People may be indignant when they watch it, but over time it is like a soup that stops boiling. When people look forward to the appearance of such films, they will be like opium. They hope that the criticism will be stronger, the thinking will be more profound, and the reality will be more cruel and bloody. Some people criticize, others watch it, making it a paralysis and temporary comfort in people's ordinary life, such as drinking poison to quench their thirst, covering their ears and stealing bells - as if criticizing the ugliness can add righteousness to oneself, or it is to verify and comfort oneself. Not reaching the "100 steps" - the problem is that not only do we not see our "50 steps", we often laugh at the "100 steps", and we also forget the essence of "50 steps" and "100 steps" Same.

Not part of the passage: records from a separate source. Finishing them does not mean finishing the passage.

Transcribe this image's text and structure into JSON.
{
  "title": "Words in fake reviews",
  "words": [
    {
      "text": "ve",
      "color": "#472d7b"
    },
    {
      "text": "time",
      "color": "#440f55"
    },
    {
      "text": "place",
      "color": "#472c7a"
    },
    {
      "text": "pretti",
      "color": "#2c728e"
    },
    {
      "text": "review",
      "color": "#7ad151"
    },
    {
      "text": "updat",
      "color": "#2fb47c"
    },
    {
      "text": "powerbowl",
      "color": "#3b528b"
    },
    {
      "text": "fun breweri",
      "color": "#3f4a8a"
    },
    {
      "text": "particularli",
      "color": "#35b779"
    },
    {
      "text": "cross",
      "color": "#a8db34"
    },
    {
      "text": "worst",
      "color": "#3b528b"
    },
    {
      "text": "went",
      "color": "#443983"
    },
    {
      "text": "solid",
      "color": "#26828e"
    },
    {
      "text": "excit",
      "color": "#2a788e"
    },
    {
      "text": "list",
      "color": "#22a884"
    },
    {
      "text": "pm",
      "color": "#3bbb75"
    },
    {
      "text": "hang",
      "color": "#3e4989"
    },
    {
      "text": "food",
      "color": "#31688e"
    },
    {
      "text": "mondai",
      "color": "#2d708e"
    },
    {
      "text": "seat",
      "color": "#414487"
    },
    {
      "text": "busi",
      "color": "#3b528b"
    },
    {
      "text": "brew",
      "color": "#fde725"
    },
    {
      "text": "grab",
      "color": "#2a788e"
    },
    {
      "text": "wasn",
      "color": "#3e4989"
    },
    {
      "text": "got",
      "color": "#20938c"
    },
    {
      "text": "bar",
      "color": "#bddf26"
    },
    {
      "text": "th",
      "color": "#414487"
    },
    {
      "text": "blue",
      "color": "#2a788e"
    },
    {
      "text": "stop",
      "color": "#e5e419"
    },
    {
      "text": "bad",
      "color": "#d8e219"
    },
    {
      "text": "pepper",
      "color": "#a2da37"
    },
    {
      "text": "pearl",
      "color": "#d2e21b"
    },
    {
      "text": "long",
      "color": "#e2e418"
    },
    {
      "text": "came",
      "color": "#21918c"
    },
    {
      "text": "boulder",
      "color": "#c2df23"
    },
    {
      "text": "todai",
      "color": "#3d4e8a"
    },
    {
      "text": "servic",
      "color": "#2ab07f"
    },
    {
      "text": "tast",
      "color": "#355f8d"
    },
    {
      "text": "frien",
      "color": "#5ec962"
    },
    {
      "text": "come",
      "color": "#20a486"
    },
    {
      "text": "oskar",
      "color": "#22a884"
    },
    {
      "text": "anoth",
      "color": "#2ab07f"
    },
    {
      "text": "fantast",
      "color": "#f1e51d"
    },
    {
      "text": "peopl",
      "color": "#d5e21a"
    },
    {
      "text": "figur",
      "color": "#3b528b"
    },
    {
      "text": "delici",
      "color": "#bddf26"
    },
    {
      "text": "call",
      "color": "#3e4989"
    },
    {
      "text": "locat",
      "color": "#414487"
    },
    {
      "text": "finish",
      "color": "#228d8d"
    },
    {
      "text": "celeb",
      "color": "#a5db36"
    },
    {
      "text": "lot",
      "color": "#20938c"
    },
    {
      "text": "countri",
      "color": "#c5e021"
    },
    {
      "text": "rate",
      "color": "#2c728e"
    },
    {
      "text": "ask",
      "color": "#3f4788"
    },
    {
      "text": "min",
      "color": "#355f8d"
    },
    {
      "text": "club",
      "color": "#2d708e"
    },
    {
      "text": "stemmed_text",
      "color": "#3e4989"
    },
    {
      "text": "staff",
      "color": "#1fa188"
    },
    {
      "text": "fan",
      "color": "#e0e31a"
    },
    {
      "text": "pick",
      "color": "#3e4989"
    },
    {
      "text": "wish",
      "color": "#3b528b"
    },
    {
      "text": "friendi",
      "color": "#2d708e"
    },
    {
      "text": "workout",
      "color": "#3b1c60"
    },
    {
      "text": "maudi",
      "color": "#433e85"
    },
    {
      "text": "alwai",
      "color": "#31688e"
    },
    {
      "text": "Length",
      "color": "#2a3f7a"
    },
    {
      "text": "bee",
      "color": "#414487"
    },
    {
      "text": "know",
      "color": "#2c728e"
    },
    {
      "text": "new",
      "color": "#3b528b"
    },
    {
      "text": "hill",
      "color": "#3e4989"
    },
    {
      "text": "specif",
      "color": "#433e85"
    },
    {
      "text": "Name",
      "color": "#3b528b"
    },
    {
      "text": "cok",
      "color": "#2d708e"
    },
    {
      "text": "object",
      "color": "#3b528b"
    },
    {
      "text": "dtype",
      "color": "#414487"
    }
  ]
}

If people always hold the mirror of movies and just keep looking at themselves, they will only see themselves in the end—just see some of their surfaces clearly. If you don't move towards fundamental redemption, people's spiritual realm will only reach a certain degree of self-recognition and self-reflection. From reflection, it ends in reflection; from critique, it ends in critique. "The mean is the pass of the mean, and the noble is the epitaph of the noble." If redemption does not exist, the only remaining self-criticism and reflection will be the pass and epitaph of the human film world.
Decades after the film came out, America, on the other side of the German ocean, used a man-made myth about a character whose experience was completely opposite to that of Kaspar to appease the suffering of its own people during the decades of vicissitudes. Historical Pain: Forrest Gump, and promoting it to moviegoers elsewhere in the world.